La main droite de M. Brisson, tenant la main proche d’Eusapia, passe derrière le rideau, et M. Brisson dit qu’il a l’impression d’une jupe se gonflant sur sa cheville.

Aussitôt, nouvelles secousses du guéridon et tambourin, avec déplacement du guéridon. (Contrôle certain de MM. Flammarion et Brisson.)

10h 30m. On entend des secousses du guéridon dans le cabinet. M. Flammarion fait des gestes avec la main et il se produit des mouvements synchroniques de la table et du tambourin dans le cabinet noir.

10h 35m. Repos demandé pour quelques instants par Eusapia. La séance reprend à 10h 43m.

Le violon et la sonnette sont projetés violemment par la fente du rideau (M. Brisson assure tenir la main gauche par le pouce, sur les genoux d’Eusapia, et M. Flammarion la main droite tout entière.)

À ce moment, photographie au magnésium ; cris et gémissements d’Eusapia aveuglée par la lumière.

La séance reprend quelques minutes après, et M. Jules Claretie, placé à la gauche de M. Brisson, a à deux reprises les doigts touchés par une main.

M. Baschet, debout, et en dehors de la table, tend un violon au rideau : ce violon est pris et jeté à l’intérieur du cabinet ; il tend un livre au rideau : ce livre est pris, mais tombe à terre, devant le rideau.

M. Claretie présente un porte-cigarettes et sent une main qui veut le saisir, mais il résiste et ne lâche pas le porte-cigarettes.
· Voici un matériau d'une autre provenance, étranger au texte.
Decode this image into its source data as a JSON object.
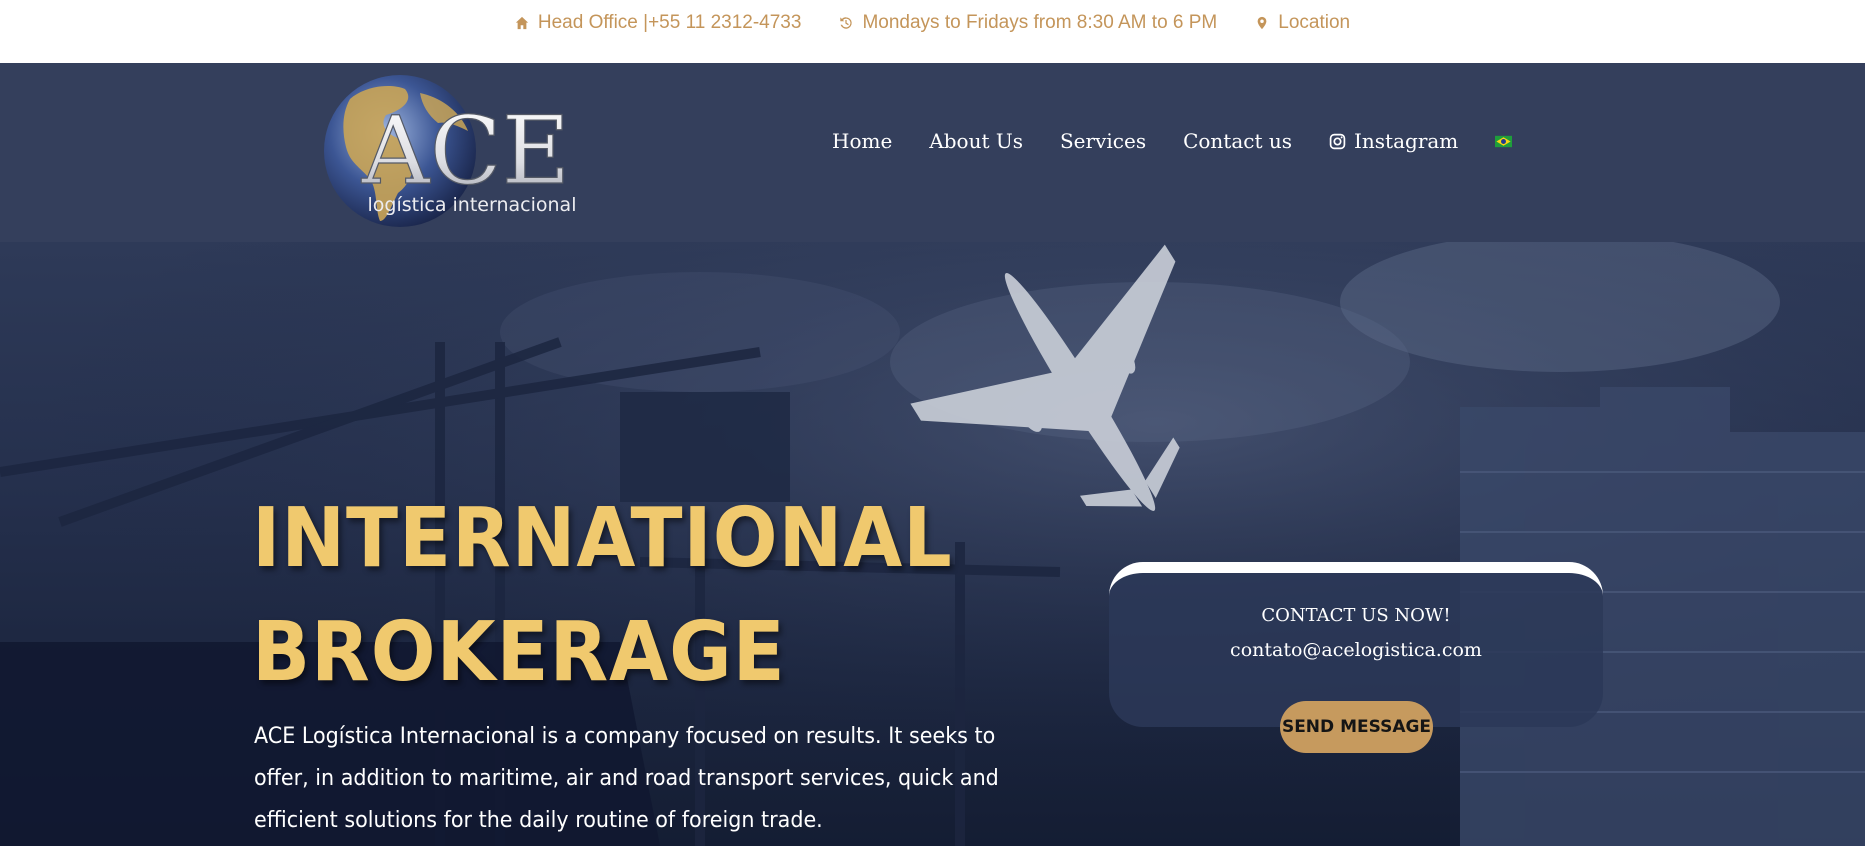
{
  "topbar": {
    "office": "Head Office |+55 11 2312-4733",
    "hours": "Mondays to Fridays from 8:30 AM to 6 PM",
    "location": "Location",
    "icons": [
      "home-icon",
      "history-icon",
      "location-pin-icon"
    ]
  },
  "logo": {
    "main": "ACE",
    "sub": "logística internacional"
  },
  "nav": {
    "items": [
      "Home",
      "About Us",
      "Services",
      "Contact us",
      "Instagram"
    ],
    "language": "brazil-flag-icon"
  },
  "hero": {
    "headline_1": "INTERNATIONAL",
    "headline_2": "BROKERAGE",
    "description": "ACE Logística Internacional is a company focused on results. It seeks to offer, in addition to maritime, air and road transport services, quick and efficient solutions for the daily routine of foreign trade."
  },
  "contact": {
    "title": "CONTACT US NOW!",
    "email": "contato@acelogistica.com",
    "button": "SEND MESSAGE"
  },
  "colors": {
    "gold": "#c4955a",
    "header_bg": "#343f5c",
    "headline": "#f0c96e",
    "button": "#c69a5e"
  }
}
M. Flammarion demande qu’il abandonne l’objet, la main le garde. Un instant après, cet objet est lancé, de l’intervalle entre les deux rideaux, sur Mme de Basilewska à l’autre extrémité de la table. Il avait été présenté et enlevé au milieu du rideau.

11 heures. Eusapia réclame un peu plus de lumière. M. Claretie est devenu contrôleur de gauche à la place de M. Brisson. Il est touché au coté gauche, puis le guéridon est traîné à terre en s’avançant vers la table. M. Claretie sent sa chaise remuer d’avant en arrière, comme tirée, puis il est touché à l’épaule et éprouve une pression violente sous l’aisselle.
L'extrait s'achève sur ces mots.